Apa yang disuguhkan dalam buku ini memang belumlah mencakup seluruh pantun Melayu karena apa yang disajikan barulah sebagian kecil dari ribuan bahkan jutaan pantun Melayu. Buku ini justru hanya memuat sebagian dari seluruh pantun yang ada. Hal ini dapat dimaklumi karena untuk menghimpun pantun yang dimaksud memerlukan waktu yang relatif lama serta memerlukan kajian yang lebih mendalam.
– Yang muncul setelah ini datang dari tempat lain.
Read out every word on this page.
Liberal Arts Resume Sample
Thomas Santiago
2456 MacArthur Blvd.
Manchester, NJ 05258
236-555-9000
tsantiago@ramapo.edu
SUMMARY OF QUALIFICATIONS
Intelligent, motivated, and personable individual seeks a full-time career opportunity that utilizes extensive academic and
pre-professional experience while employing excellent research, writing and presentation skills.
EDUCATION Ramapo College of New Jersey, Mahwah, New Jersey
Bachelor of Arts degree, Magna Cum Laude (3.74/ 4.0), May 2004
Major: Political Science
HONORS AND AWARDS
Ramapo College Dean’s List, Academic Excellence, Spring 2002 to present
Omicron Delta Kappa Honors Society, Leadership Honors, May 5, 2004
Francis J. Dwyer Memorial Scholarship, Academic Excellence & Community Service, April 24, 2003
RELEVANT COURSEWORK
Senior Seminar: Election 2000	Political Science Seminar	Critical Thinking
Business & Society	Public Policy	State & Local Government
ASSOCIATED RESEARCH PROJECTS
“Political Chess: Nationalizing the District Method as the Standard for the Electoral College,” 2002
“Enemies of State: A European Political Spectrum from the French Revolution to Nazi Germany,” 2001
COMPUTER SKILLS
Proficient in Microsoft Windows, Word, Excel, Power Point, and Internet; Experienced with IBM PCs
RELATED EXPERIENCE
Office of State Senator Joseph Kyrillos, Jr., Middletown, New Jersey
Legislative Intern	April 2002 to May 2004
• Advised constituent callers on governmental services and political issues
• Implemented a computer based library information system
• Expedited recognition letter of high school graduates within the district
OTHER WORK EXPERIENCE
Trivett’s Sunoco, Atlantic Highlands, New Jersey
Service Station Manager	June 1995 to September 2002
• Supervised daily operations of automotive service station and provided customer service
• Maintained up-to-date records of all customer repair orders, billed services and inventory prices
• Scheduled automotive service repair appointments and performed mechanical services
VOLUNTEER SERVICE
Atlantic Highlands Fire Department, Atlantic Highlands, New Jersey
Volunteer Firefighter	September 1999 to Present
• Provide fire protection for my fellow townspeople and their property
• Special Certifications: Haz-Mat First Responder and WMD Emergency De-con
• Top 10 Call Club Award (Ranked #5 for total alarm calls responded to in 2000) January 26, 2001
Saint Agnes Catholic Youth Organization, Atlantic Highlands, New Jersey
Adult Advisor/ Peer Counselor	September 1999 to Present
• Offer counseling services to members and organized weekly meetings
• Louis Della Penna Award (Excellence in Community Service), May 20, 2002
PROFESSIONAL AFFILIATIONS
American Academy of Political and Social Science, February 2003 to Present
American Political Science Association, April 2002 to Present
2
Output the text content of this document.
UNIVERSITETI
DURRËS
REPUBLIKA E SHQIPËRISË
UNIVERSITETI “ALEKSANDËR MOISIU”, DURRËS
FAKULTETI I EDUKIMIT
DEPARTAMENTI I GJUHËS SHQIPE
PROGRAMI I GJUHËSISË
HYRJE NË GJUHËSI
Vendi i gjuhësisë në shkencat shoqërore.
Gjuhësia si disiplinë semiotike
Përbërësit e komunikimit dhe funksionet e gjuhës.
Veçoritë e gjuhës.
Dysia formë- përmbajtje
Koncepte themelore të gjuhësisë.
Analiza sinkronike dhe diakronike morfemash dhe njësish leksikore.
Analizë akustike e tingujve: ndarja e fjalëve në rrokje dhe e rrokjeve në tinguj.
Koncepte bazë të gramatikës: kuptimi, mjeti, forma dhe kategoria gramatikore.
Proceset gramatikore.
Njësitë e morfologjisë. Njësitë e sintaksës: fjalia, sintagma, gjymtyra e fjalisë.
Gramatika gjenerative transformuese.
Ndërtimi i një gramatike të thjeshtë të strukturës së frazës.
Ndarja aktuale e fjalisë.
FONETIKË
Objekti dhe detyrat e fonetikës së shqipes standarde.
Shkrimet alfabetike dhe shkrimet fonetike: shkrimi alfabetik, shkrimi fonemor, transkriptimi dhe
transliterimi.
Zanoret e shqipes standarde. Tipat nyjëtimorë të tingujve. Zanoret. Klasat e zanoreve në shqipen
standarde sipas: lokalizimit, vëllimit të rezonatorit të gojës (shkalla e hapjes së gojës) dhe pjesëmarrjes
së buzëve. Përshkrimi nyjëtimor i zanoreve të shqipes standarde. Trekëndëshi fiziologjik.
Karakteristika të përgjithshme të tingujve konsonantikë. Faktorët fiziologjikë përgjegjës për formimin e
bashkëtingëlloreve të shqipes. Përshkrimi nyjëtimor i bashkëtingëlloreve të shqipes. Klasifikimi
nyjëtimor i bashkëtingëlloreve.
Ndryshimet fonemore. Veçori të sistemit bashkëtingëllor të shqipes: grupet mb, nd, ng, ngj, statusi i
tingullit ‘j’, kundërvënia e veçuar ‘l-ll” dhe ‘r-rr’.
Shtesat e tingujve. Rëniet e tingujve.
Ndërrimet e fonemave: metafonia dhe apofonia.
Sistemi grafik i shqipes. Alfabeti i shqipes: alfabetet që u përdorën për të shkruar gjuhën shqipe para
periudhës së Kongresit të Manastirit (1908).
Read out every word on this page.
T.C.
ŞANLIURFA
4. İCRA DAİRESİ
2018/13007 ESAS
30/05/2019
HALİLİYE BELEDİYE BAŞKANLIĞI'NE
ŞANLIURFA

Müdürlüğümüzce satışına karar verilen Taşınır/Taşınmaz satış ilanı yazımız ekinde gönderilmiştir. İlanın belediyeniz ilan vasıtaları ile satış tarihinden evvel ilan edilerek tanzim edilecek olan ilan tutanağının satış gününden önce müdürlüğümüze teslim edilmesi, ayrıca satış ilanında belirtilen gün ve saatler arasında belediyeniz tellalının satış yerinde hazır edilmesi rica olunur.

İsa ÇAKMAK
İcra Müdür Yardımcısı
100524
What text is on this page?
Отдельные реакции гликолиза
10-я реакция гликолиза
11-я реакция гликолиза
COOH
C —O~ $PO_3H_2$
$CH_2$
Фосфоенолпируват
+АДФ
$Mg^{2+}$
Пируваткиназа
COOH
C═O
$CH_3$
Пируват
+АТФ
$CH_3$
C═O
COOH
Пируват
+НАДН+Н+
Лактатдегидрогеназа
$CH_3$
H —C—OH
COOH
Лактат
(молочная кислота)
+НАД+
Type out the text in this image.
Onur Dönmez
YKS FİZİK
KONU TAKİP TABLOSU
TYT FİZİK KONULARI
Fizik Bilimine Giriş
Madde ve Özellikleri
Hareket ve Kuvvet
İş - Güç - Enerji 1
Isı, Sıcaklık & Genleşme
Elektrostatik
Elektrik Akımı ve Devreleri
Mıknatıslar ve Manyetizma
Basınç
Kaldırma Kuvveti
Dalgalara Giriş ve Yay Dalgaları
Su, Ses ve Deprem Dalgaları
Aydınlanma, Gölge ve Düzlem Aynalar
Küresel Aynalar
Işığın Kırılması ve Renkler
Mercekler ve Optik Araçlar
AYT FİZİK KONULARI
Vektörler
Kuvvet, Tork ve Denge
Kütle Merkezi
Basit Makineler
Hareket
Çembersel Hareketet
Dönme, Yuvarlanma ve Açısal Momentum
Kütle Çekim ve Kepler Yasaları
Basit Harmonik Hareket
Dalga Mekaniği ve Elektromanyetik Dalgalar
Apalagi, sebagian besar pantun-pantun tersebut tersebar di berbagai pelosok bumi Melayu.
Oleh karena itu, kehadiran buku ini patut diapresiasi. Buku ini merupakan salah satu upaya konkret yang positif dalam rangka mengekalkan seni Melayu. Buku ini diharapkan mampu memicu perhatian, kesadaran, dan partisipasi aktif seluruh masyarakat Melayu pada umumnya dan masyarakat Melayu Riau pada khususnya untuk melestarikan dan membumikan kembali seni Melayu ini dalam bingkai kehidupan bermasyarakat sehari-hari.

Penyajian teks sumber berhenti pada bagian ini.